İnsanın doğası gereğidir, bir “şey”de ille de sonuna dek diretir; hayattan beklediklerimizi aşktan da bekleriz. Nasıl mı?
Aşk özgür olmalıdır, aşk devingen ve değişken olmalıdır, aşk bir süreklilik de olmalıdır elbet, ve… aşk hiç bitmemelidir.
Ne var ki, hayatta aşırı olmak, her şeyin ne bahasına olursa olsun son sınırına dek varmakta, vardırmakta boş yere çaba harcamak, bir yerden sonra olumlu olmanın çok uzağındadır.
Gerçeğin doğrulandığı bir veri, boşanma konusundaki istatistiklerdir.
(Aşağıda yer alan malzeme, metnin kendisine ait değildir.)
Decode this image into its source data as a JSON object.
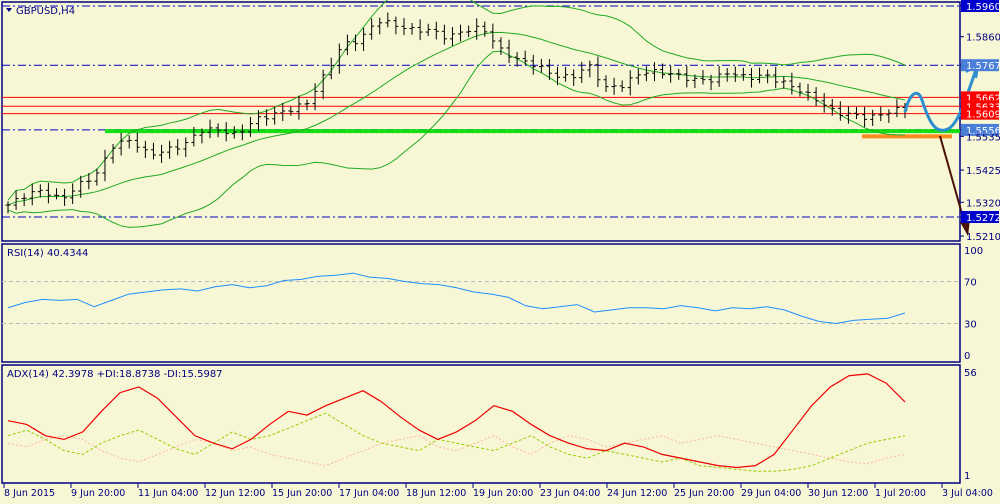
{
  "chart_data": {
    "type": "candlestick",
    "symbol_title": "GBPUSD,H4",
    "price_axis": {
      "range": [
        1.519,
        1.5975
      ],
      "ticks": [
        "1.5960",
        "1.5860",
        "1.5767",
        "1.5662",
        "1.5633",
        "1.5609",
        "1.5556",
        "1.5535",
        "1.5425",
        "1.5320",
        "1.5272",
        "1.5210"
      ]
    },
    "levels": [
      {
        "label": "1.5960",
        "price": 1.596,
        "style": "dashdot",
        "color": "#0000cc",
        "tag_bg": "#0000cc"
      },
      {
        "label": "1.5767",
        "price": 1.5767,
        "style": "dashdot",
        "color": "#0000cc",
        "tag_bg": "#4a7fd8"
      },
      {
        "label": "1.5662",
        "price": 1.5662,
        "style": "solid",
        "color": "#ff0000",
        "tag_bg": "#ff0000"
      },
      {
        "label": "1.5633",
        "price": 1.5633,
        "style": "solid",
        "color": "#ff0000",
        "tag_bg": "#ff0000"
      },
      {
        "label": "1.5609",
        "price": 1.5609,
        "style": "solid",
        "color": "#ff0000",
        "tag_bg": "#ff0000"
      },
      {
        "label": "1.5556",
        "price": 1.5556,
        "style": "dashdot",
        "color": "#0000cc",
        "tag_bg": "#4a7fd8"
      },
      {
        "label": "1.5272",
        "price": 1.5272,
        "style": "dashdot",
        "color": "#0000cc",
        "tag_bg": "#0000cc"
      }
    ],
    "support_line": {
      "price": 1.5552,
      "color": "#00dd00"
    },
    "orange_line": {
      "price": 1.5535,
      "color": "#ff8c1a"
    },
    "close_keyframes": [
      1.5311,
      1.5344,
      1.536,
      1.5327,
      1.5376,
      1.5409,
      1.5507,
      1.5523,
      1.5474,
      1.549,
      1.5507,
      1.5556,
      1.5556,
      1.5539,
      1.5588,
      1.5605,
      1.5621,
      1.5644,
      1.5735,
      1.5833,
      1.5849,
      1.5914,
      1.5898,
      1.5882,
      1.5882,
      1.5856,
      1.5882,
      1.5888,
      1.5817,
      1.5784,
      1.5768,
      1.5735,
      1.5725,
      1.5768,
      1.5693,
      1.5702,
      1.5745,
      1.5745,
      1.5735,
      1.5719,
      1.5719,
      1.5745,
      1.5725,
      1.5735,
      1.5712,
      1.5686,
      1.5654,
      1.5614,
      1.5605,
      1.5595,
      1.5614,
      1.5627
    ],
    "bollinger": {
      "period": 20,
      "deviation": 2,
      "color": "#22aa22"
    },
    "time_labels": [
      "8 Jun 2015",
      "9 Jun 20:00",
      "11 Jun 04:00",
      "12 Jun 12:00",
      "15 Jun 20:00",
      "17 Jun 04:00",
      "18 Jun 12:00",
      "19 Jun 20:00",
      "23 Jun 04:00",
      "24 Jun 12:00",
      "25 Jun 20:00",
      "29 Jun 04:00",
      "30 Jun 12:00",
      "1 Jul 20:00",
      "3 Jul 04:00"
    ],
    "rsi": {
      "title": "RSI(14) 40.4344",
      "ticks": [
        "100",
        "70",
        "30",
        "0"
      ],
      "levels": [
        70,
        30
      ],
      "color": "#1e90ff",
      "values": [
        45,
        50,
        53,
        52,
        53,
        46,
        52,
        58,
        60,
        62,
        63,
        61,
        65,
        67,
        64,
        66,
        71,
        72,
        75,
        76,
        78,
        74,
        73,
        70,
        68,
        67,
        64,
        60,
        58,
        55,
        47,
        44,
        46,
        48,
        41,
        43,
        45,
        45,
        44,
        47,
        45,
        42,
        45,
        44,
        46,
        43,
        37,
        32,
        30,
        33,
        34,
        35,
        40
      ]
    },
    "adx": {
      "title": "ADX(14) 42.3978 +DI:18.8738 -DI:15.5987",
      "ticks": [
        "56",
        "1"
      ],
      "range": [
        1,
        56
      ],
      "adx_values": [
        30,
        28,
        22,
        20,
        24,
        35,
        45,
        48,
        42,
        32,
        22,
        18,
        15,
        20,
        28,
        35,
        33,
        38,
        42,
        46,
        40,
        32,
        25,
        20,
        24,
        30,
        38,
        35,
        28,
        22,
        18,
        15,
        14,
        18,
        16,
        12,
        10,
        8,
        6,
        5,
        6,
        12,
        25,
        38,
        48,
        54,
        55,
        50,
        40
      ],
      "plus_di_values": [
        22,
        25,
        20,
        14,
        12,
        18,
        22,
        25,
        20,
        15,
        12,
        18,
        24,
        20,
        22,
        26,
        30,
        34,
        28,
        22,
        18,
        16,
        14,
        20,
        18,
        16,
        14,
        18,
        22,
        16,
        12,
        10,
        14,
        12,
        10,
        8,
        10,
        6,
        5,
        4,
        3,
        3,
        4,
        6,
        10,
        14,
        18,
        20,
        22
      ],
      "minus_di_values": [
        18,
        16,
        20,
        22,
        20,
        14,
        10,
        8,
        12,
        16,
        20,
        18,
        14,
        16,
        12,
        10,
        8,
        6,
        10,
        14,
        18,
        20,
        22,
        16,
        14,
        18,
        22,
        16,
        12,
        18,
        22,
        20,
        16,
        18,
        20,
        22,
        18,
        20,
        22,
        20,
        18,
        16,
        14,
        12,
        10,
        8,
        7,
        10,
        12
      ],
      "adx_color": "#ee0000",
      "plus_color": "#99cc00",
      "minus_color": "#ffb6a0"
    }
  },
  "colors": {
    "axis": "#000080",
    "background": "#f7f7d6",
    "forecast": "#2b8fcf",
    "arrow": "#4a0f05"
  }
}
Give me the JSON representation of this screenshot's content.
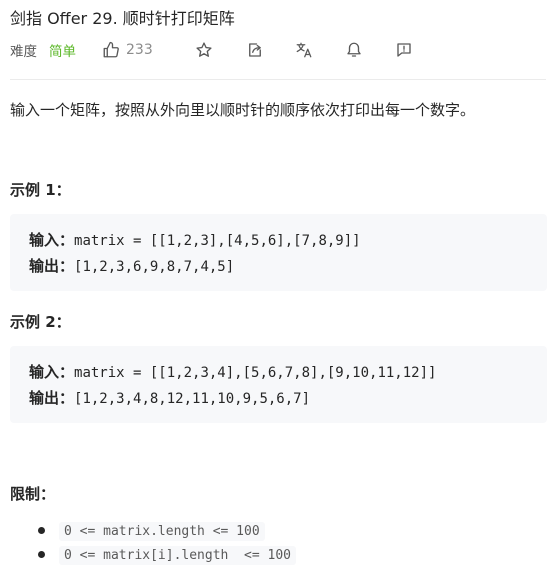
{
  "problem": {
    "title": "剑指 Offer 29. 顺时针打印矩阵",
    "difficulty_label": "难度",
    "difficulty": "简单",
    "likes": "233",
    "colors": {
      "easy": "#5ab726",
      "text": "#262626",
      "muted": "#8c8c8c",
      "code_bg": "#f7f8fa"
    }
  },
  "toolbar": {
    "icons": [
      "thumb-up-icon",
      "star-icon",
      "share-icon",
      "translate-icon",
      "bell-icon",
      "feedback-icon"
    ]
  },
  "description": "输入一个矩阵，按照从外向里以顺时针的顺序依次打印出每一个数字。",
  "examples": [
    {
      "heading": "示例 1：",
      "input_label": "输入：",
      "input": "matrix = [[1,2,3],[4,5,6],[7,8,9]]",
      "output_label": "输出：",
      "output": "[1,2,3,6,9,8,7,4,5]"
    },
    {
      "heading": "示例 2：",
      "input_label": "输入：",
      "input": "matrix = [[1,2,3,4],[5,6,7,8],[9,10,11,12]]",
      "output_label": "输出：",
      "output": "[1,2,3,4,8,12,11,10,9,5,6,7]"
    }
  ],
  "constraints": {
    "heading": "限制：",
    "items": [
      "0 <= matrix.length <= 100",
      "0 <= matrix[i].length  <= 100"
    ]
  }
}
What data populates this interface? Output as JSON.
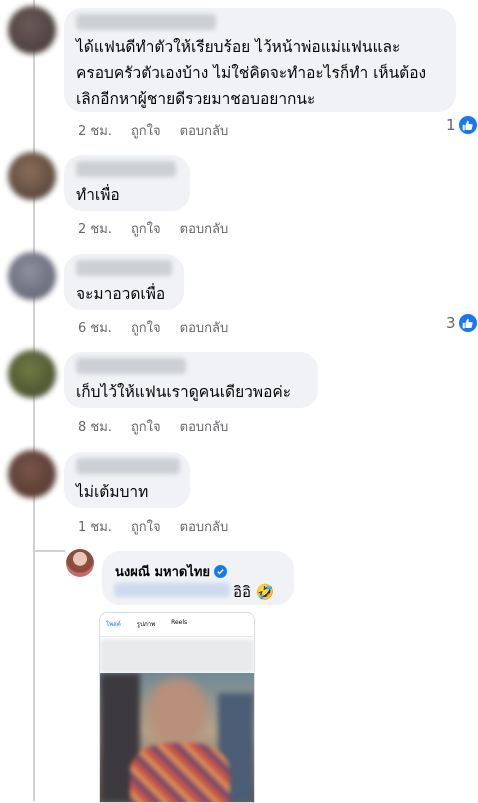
{
  "comments": [
    {
      "text": "ได้แฟนดีทำตัวให้เรียบร้อย ไว้หน้าพ่อแม่แฟนและ\nครอบครัวตัวเองบ้าง ไม่ใช่คิดจะทำอะไรก็ทำ เห็นต้อง\nเลิกอีกหาผู้ชายดีรวยมาชอบอยากนะ",
      "time": "2 ชม.",
      "like": "ถูกใจ",
      "reply": "ตอบกลับ",
      "reactions": "1"
    },
    {
      "text": "ทำเพื่อ",
      "time": "2 ชม.",
      "like": "ถูกใจ",
      "reply": "ตอบกลับ"
    },
    {
      "text": "จะมาอวดเพื่อ",
      "time": "6 ชม.",
      "like": "ถูกใจ",
      "reply": "ตอบกลับ",
      "reactions": "3"
    },
    {
      "text": "เก็บไว้ให้แฟนเราดูคนเดียวพอค่ะ",
      "time": "8 ชม.",
      "like": "ถูกใจ",
      "reply": "ตอบกลับ"
    },
    {
      "text": "ไม่เต้มบาท",
      "time": "1 ชม.",
      "like": "ถูกใจ",
      "reply": "ตอบกลับ"
    }
  ],
  "reply": {
    "author": "นงผณี มหาดไทย",
    "text": "อิอิ",
    "emoji": "🤣",
    "attachment": {
      "tab1": "โพสต์",
      "tab2": "รูปภาพ",
      "tab3": "Reels"
    }
  },
  "colors": {
    "link": "#1877f2",
    "meta": "#65676b",
    "bubble": "#f0f2f5"
  },
  "icons": {
    "like": "thumbs-up-icon",
    "verified": "verified-badge-icon"
  }
}
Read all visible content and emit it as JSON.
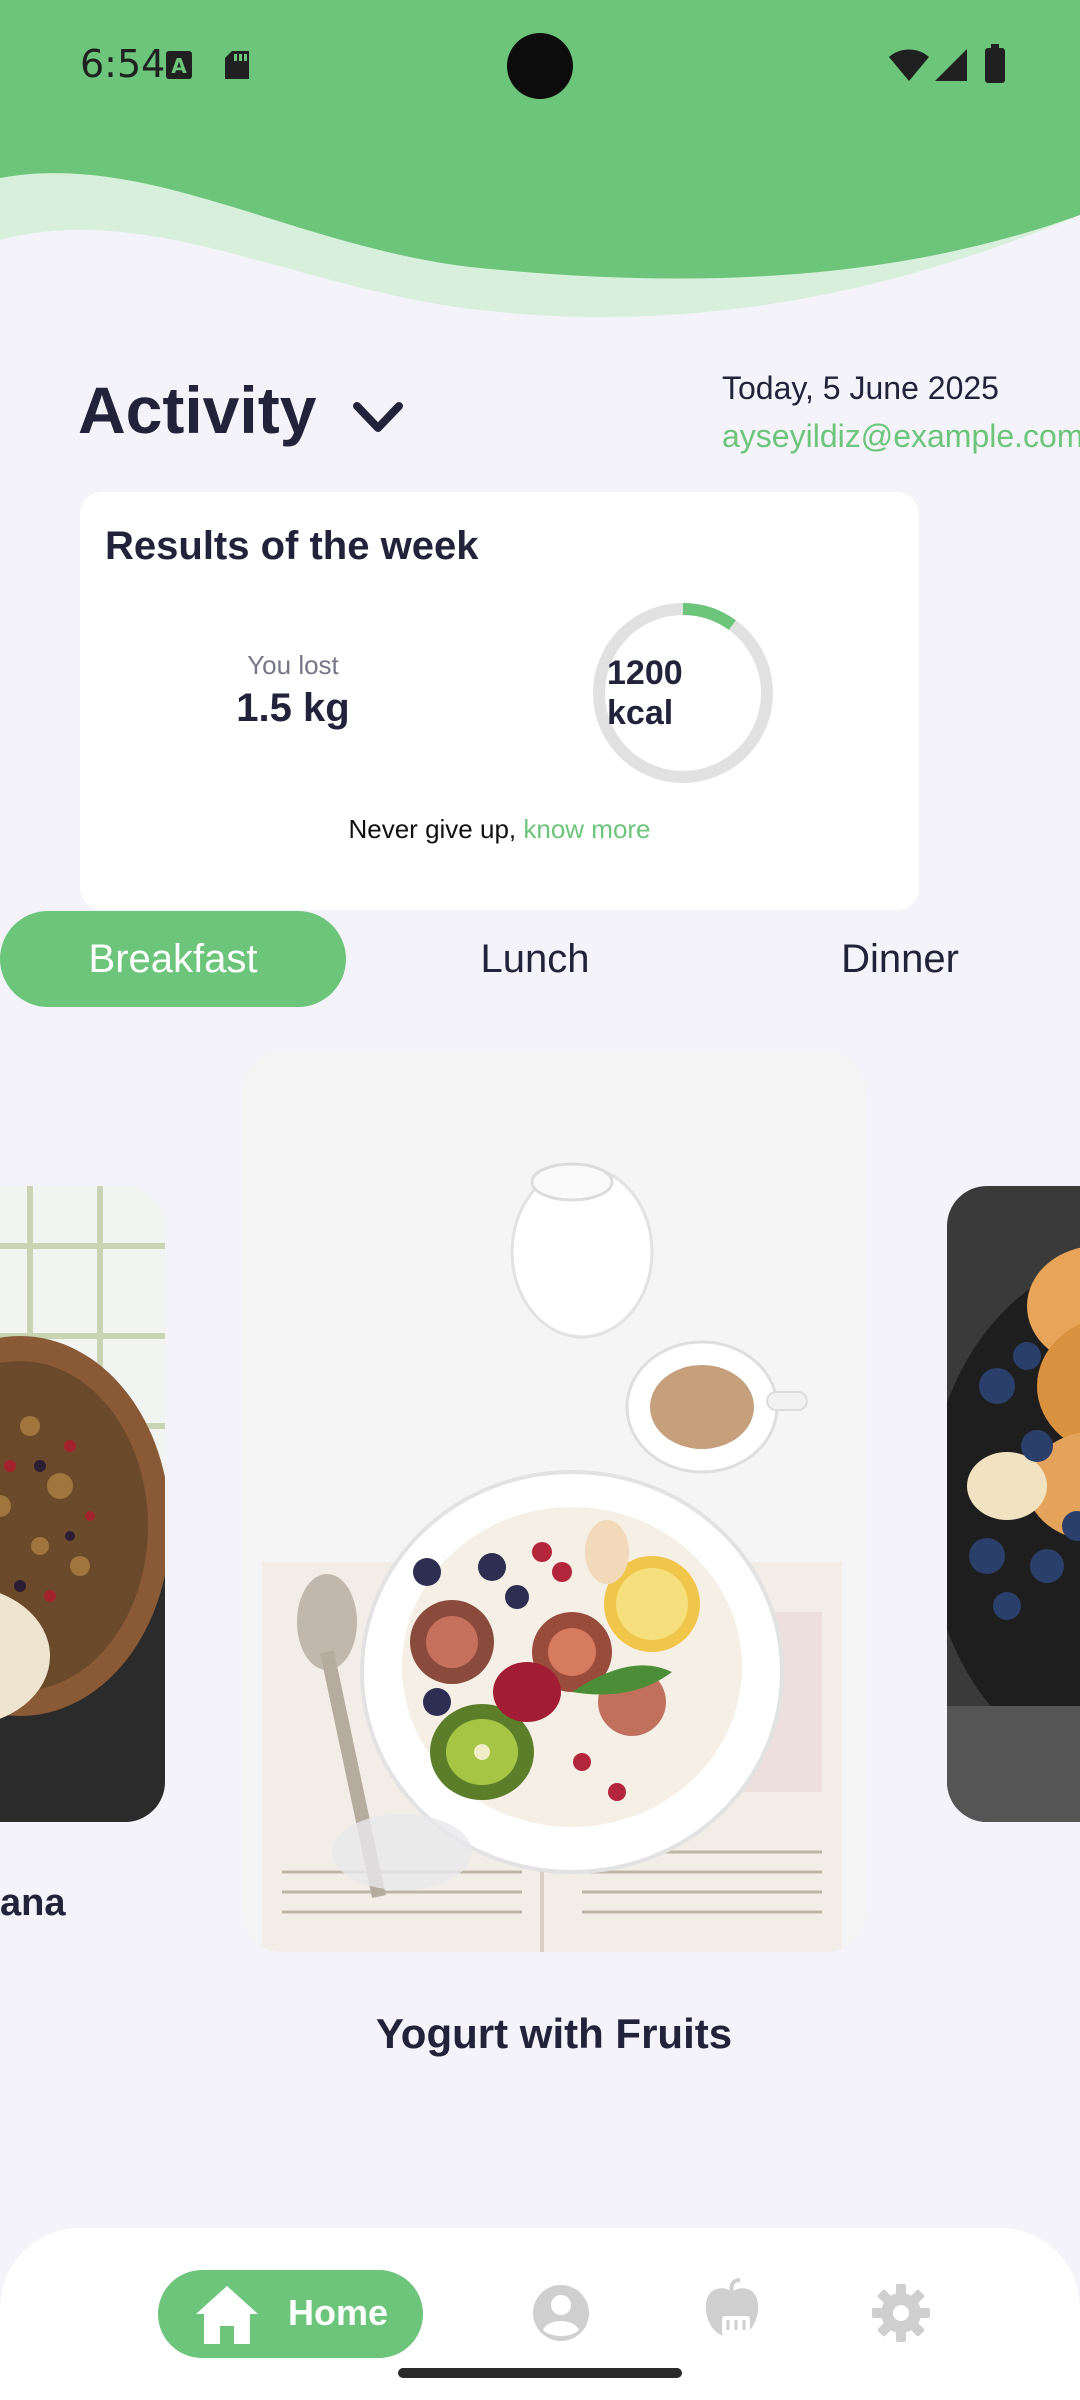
{
  "status_bar": {
    "time": "6:54",
    "icons": [
      "a-notification-icon",
      "sd-card-icon",
      "wifi-icon",
      "signal-icon",
      "battery-icon"
    ]
  },
  "activity": {
    "title": "Activity",
    "date": "Today, 5 June 2025",
    "email": "ayseyildiz@example.com"
  },
  "results": {
    "title": "Results of the week",
    "lost_label": "You lost",
    "lost_value": "1.5 kg",
    "kcal_value": "1200",
    "kcal_unit": "kcal",
    "kcal_progress": 0.1,
    "motivation_prefix": "Never give up, ",
    "know_more": "know more"
  },
  "meal_tabs": {
    "active": "Breakfast",
    "items": [
      "Breakfast",
      "Lunch",
      "Dinner"
    ]
  },
  "carousel": {
    "left_caption": "ana",
    "center_caption": "Yogurt with Fruits"
  },
  "bottom_nav": {
    "home_label": "Home",
    "items": [
      "home-icon",
      "profile-icon",
      "apple-scale-icon",
      "settings-icon"
    ]
  },
  "colors": {
    "accent": "#6cc57a",
    "background": "#f3f3f9",
    "text": "#22223a"
  }
}
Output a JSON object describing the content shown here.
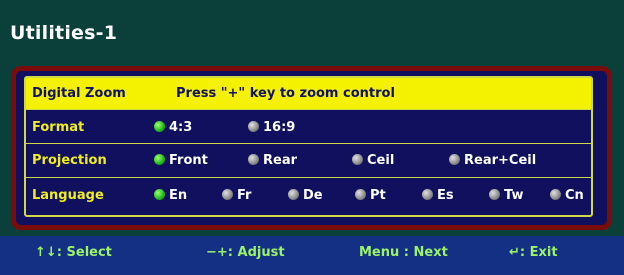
{
  "window": {
    "title": "Utilities-1"
  },
  "digital_zoom": {
    "label": "Digital Zoom",
    "hint": "Press \"+\" key to zoom control"
  },
  "format": {
    "label": "Format",
    "options": [
      "4:3",
      "16:9"
    ],
    "selected": "4:3"
  },
  "projection": {
    "label": "Projection",
    "options": [
      "Front",
      "Rear",
      "Ceil",
      "Rear+Ceil"
    ],
    "selected": "Front"
  },
  "language": {
    "label": "Language",
    "options": [
      "En",
      "Fr",
      "De",
      "Pt",
      "Es",
      "Tw",
      "Cn"
    ],
    "selected": "En"
  },
  "footer": {
    "select": ": Select",
    "adjust": ": Adjust",
    "next": "Menu : Next",
    "exit": ": Exit"
  },
  "colors": {
    "accent": "#f4f200",
    "panel": "#10105e",
    "border": "#7b0c0c",
    "footer": "#133084",
    "footer_text": "#9cf36a"
  }
}
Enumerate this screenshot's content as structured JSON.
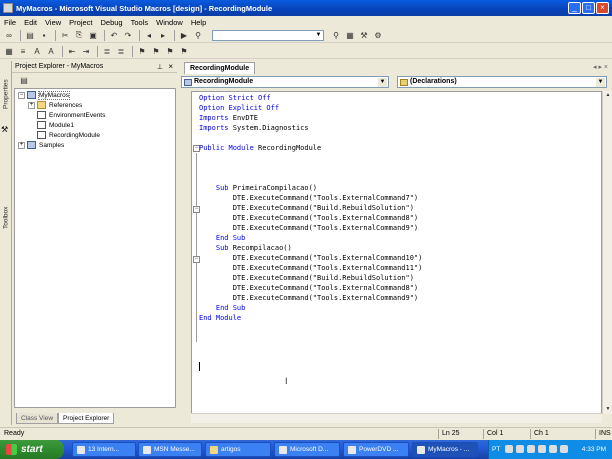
{
  "window": {
    "title": "MyMacros - Microsoft Visual Studio Macros [design] - RecordingModule",
    "caption_buttons": [
      "minimize",
      "maximize",
      "close"
    ]
  },
  "menu": [
    "File",
    "Edit",
    "View",
    "Project",
    "Debug",
    "Tools",
    "Window",
    "Help"
  ],
  "side_strip": {
    "properties": "Properties",
    "toolbox": "Toolbox"
  },
  "project_explorer": {
    "title": "Project Explorer - MyMacros",
    "tree": [
      {
        "label": "MyMacros",
        "level": 0,
        "expander": "−",
        "icon": "project",
        "selected": true
      },
      {
        "label": "References",
        "level": 1,
        "expander": "+",
        "icon": "folder"
      },
      {
        "label": "EnvironmentEvents",
        "level": 1,
        "expander": "",
        "icon": "module"
      },
      {
        "label": "Module1",
        "level": 1,
        "expander": "",
        "icon": "module"
      },
      {
        "label": "RecordingModule",
        "level": 1,
        "expander": "",
        "icon": "module"
      },
      {
        "label": "Samples",
        "level": 0,
        "expander": "+",
        "icon": "project"
      }
    ],
    "tabs": [
      "Class View",
      "Project Explorer"
    ]
  },
  "editor": {
    "tab": "RecordingModule",
    "class_combo": "RecordingModule",
    "member_combo": "(Declarations)",
    "code": [
      [
        [
          "kw",
          "Option Strict Off"
        ]
      ],
      [
        [
          "kw",
          "Option Explicit Off"
        ]
      ],
      [
        [
          "kw",
          "Imports"
        ],
        [
          "",
          " EnvDTE"
        ]
      ],
      [
        [
          "kw",
          "Imports"
        ],
        [
          "",
          " System.Diagnostics"
        ]
      ],
      [],
      [
        [
          "kw",
          "Public Module"
        ],
        [
          "",
          " RecordingModule"
        ]
      ],
      [],
      [],
      [],
      [
        [
          "",
          "    "
        ],
        [
          "kw",
          "Sub"
        ],
        [
          "",
          " PrimeiraCompilacao()"
        ]
      ],
      [
        [
          "",
          "        DTE.ExecuteCommand(\"Tools.ExternalCommand7\")"
        ]
      ],
      [
        [
          "",
          "        DTE.ExecuteCommand(\"Build.RebuildSolution\")"
        ]
      ],
      [
        [
          "",
          "        DTE.ExecuteCommand(\"Tools.ExternalCommand8\")"
        ]
      ],
      [
        [
          "",
          "        DTE.ExecuteCommand(\"Tools.ExternalCommand9\")"
        ]
      ],
      [
        [
          "",
          "    "
        ],
        [
          "kw",
          "End Sub"
        ]
      ],
      [
        [
          "",
          "    "
        ],
        [
          "kw",
          "Sub"
        ],
        [
          "",
          " Recompilacao()"
        ]
      ],
      [
        [
          "",
          "        DTE.ExecuteCommand(\"Tools.ExternalCommand10\")"
        ]
      ],
      [
        [
          "",
          "        DTE.ExecuteCommand(\"Tools.ExternalCommand11\")"
        ]
      ],
      [
        [
          "",
          "        DTE.ExecuteCommand(\"Build.RebuildSolution\")"
        ]
      ],
      [
        [
          "",
          "        DTE.ExecuteCommand(\"Tools.ExternalCommand8\")"
        ]
      ],
      [
        [
          "",
          "        DTE.ExecuteCommand(\"Tools.ExternalCommand9\")"
        ]
      ],
      [
        [
          "",
          "    "
        ],
        [
          "kw",
          "End Sub"
        ]
      ],
      [
        [
          "kw",
          "End Module"
        ]
      ]
    ]
  },
  "status": {
    "text": "Ready",
    "line": "Ln 25",
    "col": "Col 1",
    "ch": "Ch 1",
    "mode": "INS"
  },
  "taskbar": {
    "start": "start",
    "tasks": [
      "13 Intern...",
      "MSN Messe...",
      "artigos",
      "Microsoft D...",
      "PowerDVD ...",
      "MyMacros - ..."
    ],
    "lang": "PT",
    "clock": "4:33 PM"
  },
  "colors": {
    "keyword": "#0000ff",
    "title_bar": "#0842b8",
    "taskbar": "#245edb",
    "start": "#2e8b2e"
  }
}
Sözgelişi (diyelim) Amerika Birleşik Devleri’ndeki her iki evlilikten biri boşanmayla sonuçlanmaktaymış. Yine o örneklediğim ülkede (nüfus sayımlarına göre ABD’li çocuklarından üçte biri günümüzde bir tek ana-babanın bulunduğu evlerde yaşıyormuş..
Evlenmek, bir kaçış, bir kurtuluş mu acaba? Yalnızlar ve yalnızlıklar denizinde bir sığınak, güvenli bir liman mı dersiniz?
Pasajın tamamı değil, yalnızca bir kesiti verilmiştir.